A large international study, published in The New England Journal of Medicine, has shown that magnetic resonance imaging (MRI) can reduce the number of invasive prostate biopsies by up to 28%. The study authors also suggest that using MRI to target prostate biopsies leads to more harmful and fewer harmless prostate cancers being diagnosed.

Dr. Caroline Moore, Reader in Urology at University College London and senior author of the study said, "We compared standard prostate biopsy to the use of MRI, offering targeted biopsies to only those men who had a suspicious MRI. The MRI pathway detected more harmful cancers that needed treatment, and it reduced overdiagnosis of harmless cancers, even though fewer men had a biopsy in the MRI arm."

Prostate cancer is currently diagnosed by examining biopsy via a procedure called TRUS (TRansrectal UltraSound guided prostate biopsy). This means taking around 10-12 samples from the prostate using a probe with a special needle. The ultrasound-guided procedure means inserting a probe into the anus under local anesthetic. It involves estimating the position of a possible tumor, it also means that tumors are often missed. 

Researchers from 23 centers randomly allocated 500 men to be examined either with a standard 10-12 core TRUS biopsy, or with an initial MRI scan followed by a targeted biopsy if the MRI showed an abnormality. The main aim was to assess what proportion of men were diagnosed with clinically significant prostate cancer and those with clinically insignificant cancer that is desirable to avoid as it doesn't benefit from treatment.

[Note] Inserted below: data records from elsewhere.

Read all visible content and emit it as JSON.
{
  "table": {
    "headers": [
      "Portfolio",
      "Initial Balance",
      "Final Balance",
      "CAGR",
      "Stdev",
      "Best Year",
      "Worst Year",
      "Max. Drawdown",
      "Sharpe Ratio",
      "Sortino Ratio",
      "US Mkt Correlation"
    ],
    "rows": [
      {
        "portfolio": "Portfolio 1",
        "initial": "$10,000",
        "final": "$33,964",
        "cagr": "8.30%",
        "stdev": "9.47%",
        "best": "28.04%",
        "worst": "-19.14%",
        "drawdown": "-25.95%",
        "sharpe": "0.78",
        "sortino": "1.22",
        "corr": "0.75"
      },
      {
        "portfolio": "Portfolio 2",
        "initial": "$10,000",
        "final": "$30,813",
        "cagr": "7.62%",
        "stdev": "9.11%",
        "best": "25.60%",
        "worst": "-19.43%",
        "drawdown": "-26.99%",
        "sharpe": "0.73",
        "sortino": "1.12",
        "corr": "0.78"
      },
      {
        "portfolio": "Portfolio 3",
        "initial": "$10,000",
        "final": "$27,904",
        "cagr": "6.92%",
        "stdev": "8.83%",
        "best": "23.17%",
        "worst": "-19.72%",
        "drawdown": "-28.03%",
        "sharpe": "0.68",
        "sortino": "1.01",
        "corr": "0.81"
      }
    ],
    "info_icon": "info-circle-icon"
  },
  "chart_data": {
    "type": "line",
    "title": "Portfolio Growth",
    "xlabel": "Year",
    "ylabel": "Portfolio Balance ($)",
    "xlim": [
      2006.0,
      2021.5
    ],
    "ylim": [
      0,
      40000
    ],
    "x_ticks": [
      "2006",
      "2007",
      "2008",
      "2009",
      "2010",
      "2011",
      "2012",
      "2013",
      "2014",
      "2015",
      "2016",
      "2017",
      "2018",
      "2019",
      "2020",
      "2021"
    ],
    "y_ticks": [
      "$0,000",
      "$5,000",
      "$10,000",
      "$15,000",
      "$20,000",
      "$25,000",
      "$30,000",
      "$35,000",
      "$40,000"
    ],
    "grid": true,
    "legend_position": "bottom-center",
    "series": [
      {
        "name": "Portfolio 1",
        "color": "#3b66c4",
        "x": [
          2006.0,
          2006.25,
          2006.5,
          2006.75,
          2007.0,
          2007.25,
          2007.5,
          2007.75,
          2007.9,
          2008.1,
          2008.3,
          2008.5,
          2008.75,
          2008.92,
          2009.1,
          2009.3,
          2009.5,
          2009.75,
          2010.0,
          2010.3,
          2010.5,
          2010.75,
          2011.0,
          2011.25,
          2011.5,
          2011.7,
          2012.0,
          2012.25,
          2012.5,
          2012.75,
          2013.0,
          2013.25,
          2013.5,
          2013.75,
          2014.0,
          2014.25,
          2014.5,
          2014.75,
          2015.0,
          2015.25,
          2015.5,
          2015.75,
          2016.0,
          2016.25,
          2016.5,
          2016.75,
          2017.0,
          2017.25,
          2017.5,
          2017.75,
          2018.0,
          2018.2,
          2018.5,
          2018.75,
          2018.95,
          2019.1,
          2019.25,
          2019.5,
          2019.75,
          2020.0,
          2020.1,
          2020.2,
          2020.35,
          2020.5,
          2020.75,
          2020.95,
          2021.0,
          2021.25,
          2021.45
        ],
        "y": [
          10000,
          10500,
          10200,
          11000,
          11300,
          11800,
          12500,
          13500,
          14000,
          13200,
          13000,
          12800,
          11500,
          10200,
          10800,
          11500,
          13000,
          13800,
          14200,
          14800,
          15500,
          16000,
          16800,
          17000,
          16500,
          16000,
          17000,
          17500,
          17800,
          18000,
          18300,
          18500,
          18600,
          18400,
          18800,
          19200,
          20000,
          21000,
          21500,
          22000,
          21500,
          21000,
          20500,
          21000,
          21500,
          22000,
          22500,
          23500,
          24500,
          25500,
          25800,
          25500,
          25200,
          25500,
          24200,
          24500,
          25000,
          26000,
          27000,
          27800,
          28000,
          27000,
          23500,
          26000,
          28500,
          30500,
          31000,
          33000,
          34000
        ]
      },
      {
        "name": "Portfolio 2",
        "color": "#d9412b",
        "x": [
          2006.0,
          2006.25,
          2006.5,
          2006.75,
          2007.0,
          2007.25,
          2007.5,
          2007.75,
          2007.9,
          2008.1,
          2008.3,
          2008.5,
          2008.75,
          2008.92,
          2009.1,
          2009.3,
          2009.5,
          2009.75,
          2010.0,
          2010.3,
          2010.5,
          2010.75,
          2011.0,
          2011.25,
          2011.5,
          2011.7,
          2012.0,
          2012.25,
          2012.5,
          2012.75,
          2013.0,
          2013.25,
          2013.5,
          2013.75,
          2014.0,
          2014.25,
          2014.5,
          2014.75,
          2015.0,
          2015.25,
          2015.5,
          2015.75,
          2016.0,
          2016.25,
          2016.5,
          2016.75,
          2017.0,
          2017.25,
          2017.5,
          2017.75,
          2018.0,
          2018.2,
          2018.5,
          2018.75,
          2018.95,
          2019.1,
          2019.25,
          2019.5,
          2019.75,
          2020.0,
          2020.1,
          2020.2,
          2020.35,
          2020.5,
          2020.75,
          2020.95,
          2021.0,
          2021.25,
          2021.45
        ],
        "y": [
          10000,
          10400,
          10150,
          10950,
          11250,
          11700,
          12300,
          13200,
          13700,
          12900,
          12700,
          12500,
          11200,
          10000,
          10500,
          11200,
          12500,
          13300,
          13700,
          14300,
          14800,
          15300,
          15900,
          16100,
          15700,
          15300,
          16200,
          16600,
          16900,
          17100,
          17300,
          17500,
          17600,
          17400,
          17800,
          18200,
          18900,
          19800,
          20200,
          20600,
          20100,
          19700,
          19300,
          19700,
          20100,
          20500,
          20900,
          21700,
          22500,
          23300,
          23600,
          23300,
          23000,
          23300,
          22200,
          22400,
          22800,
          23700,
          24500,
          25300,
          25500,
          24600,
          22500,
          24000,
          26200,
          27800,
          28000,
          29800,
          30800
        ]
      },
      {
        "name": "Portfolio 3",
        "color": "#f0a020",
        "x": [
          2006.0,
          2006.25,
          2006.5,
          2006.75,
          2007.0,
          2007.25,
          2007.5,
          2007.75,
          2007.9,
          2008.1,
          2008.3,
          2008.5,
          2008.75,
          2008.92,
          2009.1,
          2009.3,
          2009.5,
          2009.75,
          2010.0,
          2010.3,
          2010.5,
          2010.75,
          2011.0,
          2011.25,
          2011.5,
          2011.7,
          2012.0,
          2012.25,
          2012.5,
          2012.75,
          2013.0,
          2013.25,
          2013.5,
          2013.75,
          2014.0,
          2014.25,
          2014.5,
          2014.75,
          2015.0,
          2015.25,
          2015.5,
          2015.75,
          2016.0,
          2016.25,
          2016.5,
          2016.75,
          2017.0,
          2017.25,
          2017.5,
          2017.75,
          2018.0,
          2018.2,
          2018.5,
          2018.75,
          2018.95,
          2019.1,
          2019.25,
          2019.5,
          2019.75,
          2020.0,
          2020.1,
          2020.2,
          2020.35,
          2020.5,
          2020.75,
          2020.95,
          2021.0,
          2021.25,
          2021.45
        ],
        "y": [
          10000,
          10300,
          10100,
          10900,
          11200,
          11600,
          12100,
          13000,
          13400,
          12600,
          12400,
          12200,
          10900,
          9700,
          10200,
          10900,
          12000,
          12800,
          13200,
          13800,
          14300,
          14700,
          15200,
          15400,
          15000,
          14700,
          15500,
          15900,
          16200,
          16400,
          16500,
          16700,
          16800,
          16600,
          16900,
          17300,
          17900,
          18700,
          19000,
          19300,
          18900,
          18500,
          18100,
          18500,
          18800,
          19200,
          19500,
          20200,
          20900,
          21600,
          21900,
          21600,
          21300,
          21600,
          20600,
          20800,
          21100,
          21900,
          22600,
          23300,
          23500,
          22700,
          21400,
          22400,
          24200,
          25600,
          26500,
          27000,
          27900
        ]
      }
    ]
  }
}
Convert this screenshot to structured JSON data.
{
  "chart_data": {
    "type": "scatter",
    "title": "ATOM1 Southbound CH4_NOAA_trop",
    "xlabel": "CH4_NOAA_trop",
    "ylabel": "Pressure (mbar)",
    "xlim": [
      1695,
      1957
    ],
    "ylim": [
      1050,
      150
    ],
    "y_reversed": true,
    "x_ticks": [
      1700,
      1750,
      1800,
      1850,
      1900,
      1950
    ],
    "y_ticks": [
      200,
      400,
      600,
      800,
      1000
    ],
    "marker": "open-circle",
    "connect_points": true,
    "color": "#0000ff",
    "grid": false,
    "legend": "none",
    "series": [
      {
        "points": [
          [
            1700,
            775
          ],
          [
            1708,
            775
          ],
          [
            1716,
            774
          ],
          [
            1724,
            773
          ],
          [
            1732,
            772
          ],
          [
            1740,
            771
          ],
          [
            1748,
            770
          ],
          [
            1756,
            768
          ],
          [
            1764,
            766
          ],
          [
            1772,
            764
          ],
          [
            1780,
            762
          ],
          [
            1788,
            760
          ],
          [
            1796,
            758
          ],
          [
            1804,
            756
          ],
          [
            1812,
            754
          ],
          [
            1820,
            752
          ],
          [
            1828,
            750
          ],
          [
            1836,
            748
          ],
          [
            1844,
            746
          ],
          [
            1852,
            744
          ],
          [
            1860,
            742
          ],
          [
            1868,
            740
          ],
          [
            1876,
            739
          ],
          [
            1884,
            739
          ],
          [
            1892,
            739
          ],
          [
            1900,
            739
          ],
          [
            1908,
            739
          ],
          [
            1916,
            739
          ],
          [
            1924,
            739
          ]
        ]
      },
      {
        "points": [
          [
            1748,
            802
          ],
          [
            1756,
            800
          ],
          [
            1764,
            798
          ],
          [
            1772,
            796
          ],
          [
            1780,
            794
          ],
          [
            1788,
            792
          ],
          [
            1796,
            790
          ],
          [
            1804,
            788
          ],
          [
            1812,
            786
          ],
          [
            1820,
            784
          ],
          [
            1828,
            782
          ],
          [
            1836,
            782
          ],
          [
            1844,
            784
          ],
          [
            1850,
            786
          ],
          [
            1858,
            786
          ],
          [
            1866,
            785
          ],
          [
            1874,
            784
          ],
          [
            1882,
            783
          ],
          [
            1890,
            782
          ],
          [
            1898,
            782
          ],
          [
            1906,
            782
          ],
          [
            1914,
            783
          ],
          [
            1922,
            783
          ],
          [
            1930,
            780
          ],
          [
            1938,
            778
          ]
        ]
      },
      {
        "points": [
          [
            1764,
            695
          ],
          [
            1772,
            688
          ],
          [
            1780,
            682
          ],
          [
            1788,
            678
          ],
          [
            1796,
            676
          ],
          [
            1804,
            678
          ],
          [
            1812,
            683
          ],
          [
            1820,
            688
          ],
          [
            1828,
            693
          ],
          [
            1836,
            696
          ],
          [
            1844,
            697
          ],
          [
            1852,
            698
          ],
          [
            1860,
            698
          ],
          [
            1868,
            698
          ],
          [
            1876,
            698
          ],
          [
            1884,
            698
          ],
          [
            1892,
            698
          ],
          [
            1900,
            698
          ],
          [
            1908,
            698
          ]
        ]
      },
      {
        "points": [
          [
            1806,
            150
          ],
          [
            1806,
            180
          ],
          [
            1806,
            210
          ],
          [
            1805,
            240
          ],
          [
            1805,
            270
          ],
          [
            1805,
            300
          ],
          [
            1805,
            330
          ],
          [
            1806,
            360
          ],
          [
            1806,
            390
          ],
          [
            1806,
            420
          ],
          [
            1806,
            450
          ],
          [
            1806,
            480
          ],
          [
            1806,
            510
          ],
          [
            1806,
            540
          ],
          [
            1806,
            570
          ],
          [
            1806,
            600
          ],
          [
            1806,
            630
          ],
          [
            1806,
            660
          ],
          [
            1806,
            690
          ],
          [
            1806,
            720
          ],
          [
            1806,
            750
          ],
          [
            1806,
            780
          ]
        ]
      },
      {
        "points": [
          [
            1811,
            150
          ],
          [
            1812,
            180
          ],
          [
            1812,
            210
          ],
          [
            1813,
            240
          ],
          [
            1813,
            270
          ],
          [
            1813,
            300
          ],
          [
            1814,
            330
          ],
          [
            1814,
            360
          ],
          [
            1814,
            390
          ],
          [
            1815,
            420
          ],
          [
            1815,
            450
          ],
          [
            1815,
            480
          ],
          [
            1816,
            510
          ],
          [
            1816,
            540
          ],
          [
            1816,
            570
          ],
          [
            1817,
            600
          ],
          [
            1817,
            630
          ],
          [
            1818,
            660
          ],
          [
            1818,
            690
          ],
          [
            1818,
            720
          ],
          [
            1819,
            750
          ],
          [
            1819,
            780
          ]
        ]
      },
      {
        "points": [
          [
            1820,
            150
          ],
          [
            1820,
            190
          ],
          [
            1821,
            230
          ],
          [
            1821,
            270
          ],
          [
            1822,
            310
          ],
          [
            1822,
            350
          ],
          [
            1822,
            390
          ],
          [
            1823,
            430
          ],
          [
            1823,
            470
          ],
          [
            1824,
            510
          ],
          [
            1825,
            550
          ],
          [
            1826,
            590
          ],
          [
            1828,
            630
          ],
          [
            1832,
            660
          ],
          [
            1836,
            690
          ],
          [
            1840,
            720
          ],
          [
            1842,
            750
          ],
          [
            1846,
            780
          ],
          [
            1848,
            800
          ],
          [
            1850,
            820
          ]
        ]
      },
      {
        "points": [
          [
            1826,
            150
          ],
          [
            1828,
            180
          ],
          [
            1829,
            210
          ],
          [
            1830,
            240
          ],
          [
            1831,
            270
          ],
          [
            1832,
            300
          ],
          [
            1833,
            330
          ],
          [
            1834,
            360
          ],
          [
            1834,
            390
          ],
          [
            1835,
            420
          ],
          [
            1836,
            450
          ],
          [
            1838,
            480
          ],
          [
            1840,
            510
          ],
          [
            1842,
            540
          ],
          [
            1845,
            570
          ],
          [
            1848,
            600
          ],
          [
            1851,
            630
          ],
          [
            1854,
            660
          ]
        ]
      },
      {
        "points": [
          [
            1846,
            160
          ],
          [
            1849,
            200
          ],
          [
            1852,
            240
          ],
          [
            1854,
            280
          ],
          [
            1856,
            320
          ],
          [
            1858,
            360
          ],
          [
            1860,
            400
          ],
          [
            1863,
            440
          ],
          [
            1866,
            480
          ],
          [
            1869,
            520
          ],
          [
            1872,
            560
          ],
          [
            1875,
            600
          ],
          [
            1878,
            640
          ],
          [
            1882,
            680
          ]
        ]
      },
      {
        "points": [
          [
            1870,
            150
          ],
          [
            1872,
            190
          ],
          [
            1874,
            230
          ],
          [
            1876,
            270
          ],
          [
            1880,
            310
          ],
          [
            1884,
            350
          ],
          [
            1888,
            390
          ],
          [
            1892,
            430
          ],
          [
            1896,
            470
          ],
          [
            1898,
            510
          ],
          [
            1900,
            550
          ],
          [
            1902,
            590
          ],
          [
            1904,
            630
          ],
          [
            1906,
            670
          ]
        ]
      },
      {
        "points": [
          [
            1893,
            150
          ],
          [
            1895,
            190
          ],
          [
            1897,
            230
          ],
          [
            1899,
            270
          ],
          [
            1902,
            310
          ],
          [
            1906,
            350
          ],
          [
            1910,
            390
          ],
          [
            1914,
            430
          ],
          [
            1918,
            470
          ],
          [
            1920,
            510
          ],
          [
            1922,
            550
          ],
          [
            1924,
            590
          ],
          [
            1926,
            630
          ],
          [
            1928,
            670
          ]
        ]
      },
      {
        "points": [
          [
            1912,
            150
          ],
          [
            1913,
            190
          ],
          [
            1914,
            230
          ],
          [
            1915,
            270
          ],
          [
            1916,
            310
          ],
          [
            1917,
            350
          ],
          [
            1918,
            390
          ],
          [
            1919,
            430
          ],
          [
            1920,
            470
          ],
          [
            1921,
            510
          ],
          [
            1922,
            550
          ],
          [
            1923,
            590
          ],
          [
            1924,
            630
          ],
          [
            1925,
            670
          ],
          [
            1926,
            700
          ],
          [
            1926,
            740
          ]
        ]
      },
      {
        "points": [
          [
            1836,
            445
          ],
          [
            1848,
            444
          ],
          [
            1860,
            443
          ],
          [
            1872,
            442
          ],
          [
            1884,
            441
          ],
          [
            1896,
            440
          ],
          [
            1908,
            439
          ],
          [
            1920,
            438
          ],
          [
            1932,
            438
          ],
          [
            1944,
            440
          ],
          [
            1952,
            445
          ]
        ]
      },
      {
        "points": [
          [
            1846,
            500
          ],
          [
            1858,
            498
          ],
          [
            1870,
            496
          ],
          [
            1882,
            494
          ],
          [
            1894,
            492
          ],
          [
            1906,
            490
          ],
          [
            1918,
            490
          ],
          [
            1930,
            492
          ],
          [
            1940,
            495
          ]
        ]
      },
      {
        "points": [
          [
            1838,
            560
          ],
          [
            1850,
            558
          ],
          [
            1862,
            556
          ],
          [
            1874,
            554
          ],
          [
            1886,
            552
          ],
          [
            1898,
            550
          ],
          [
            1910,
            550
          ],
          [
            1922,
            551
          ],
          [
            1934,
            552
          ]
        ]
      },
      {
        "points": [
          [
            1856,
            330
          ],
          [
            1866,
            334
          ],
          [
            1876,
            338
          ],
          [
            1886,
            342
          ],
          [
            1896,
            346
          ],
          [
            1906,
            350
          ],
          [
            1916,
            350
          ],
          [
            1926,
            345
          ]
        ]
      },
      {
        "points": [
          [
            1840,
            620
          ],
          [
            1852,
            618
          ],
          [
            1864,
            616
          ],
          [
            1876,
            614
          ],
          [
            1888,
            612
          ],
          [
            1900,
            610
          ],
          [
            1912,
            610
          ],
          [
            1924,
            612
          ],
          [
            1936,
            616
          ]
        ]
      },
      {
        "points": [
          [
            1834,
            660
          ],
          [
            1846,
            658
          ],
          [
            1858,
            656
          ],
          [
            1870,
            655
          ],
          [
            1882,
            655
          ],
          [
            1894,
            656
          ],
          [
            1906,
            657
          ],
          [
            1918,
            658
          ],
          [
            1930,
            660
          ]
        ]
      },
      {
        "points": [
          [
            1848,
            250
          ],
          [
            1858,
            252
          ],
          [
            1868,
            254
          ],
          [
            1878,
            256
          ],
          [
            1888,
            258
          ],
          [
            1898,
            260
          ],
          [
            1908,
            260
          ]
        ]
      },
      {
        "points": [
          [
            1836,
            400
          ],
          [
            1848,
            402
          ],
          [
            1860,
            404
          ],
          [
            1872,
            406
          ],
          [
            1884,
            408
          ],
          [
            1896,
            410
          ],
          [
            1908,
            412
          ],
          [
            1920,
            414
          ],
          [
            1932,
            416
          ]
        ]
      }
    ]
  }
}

The researchers found that 71 (28%) of the 252 men in the MRI arm of the study avoided the need for a subsequent biopsy. Of those who needed a biopsy, the researchers detected clinically significant cancer in 95 (38%) of the 252 men, compared with 64 (26%) of the 248 men who received only the TRUS biopsy.

"This shows that a diagnostic pathway with initial MRI assessment followed by biopsy when required, can not only reduce the overall number of biopsies performed, but can give more accurate results than TRUS-biopsy alone. We also found that patients who had MRI had fewer side effects than those who just had the standard TRUS biopsy," explained first author Dr. Veeru Kasivisvanathan of University College London.

"The ability to perform good quality MRI and the ability to interpret the MRI information are specialist skills," said Dr. Kasivisvanathan. "In the long-term, this new diagnostic pathway can be cost-effective. Costs can be saved by the reduction in the number of men undergoing biopsy in the first place, by the earlier diagnosis of harmful cancers and in the avoidance of the diagnosis of harmless cancers"

Professor Hein Van Poppel, EAU Adjunct Secretary General, University Hospitals of the Leuven, commented, "This work shows that using MRI to decide whether or not to perform a biopsy has the potential to save around a quarter of a million European men each year from going through the biopsy procedure, and so may be cost-effective in the long run. MRI use also shows up small aggressive cancers at a curable stage, and allows us to delay or simply not perform biopsies for some cancers which will not turn out to be dangerous."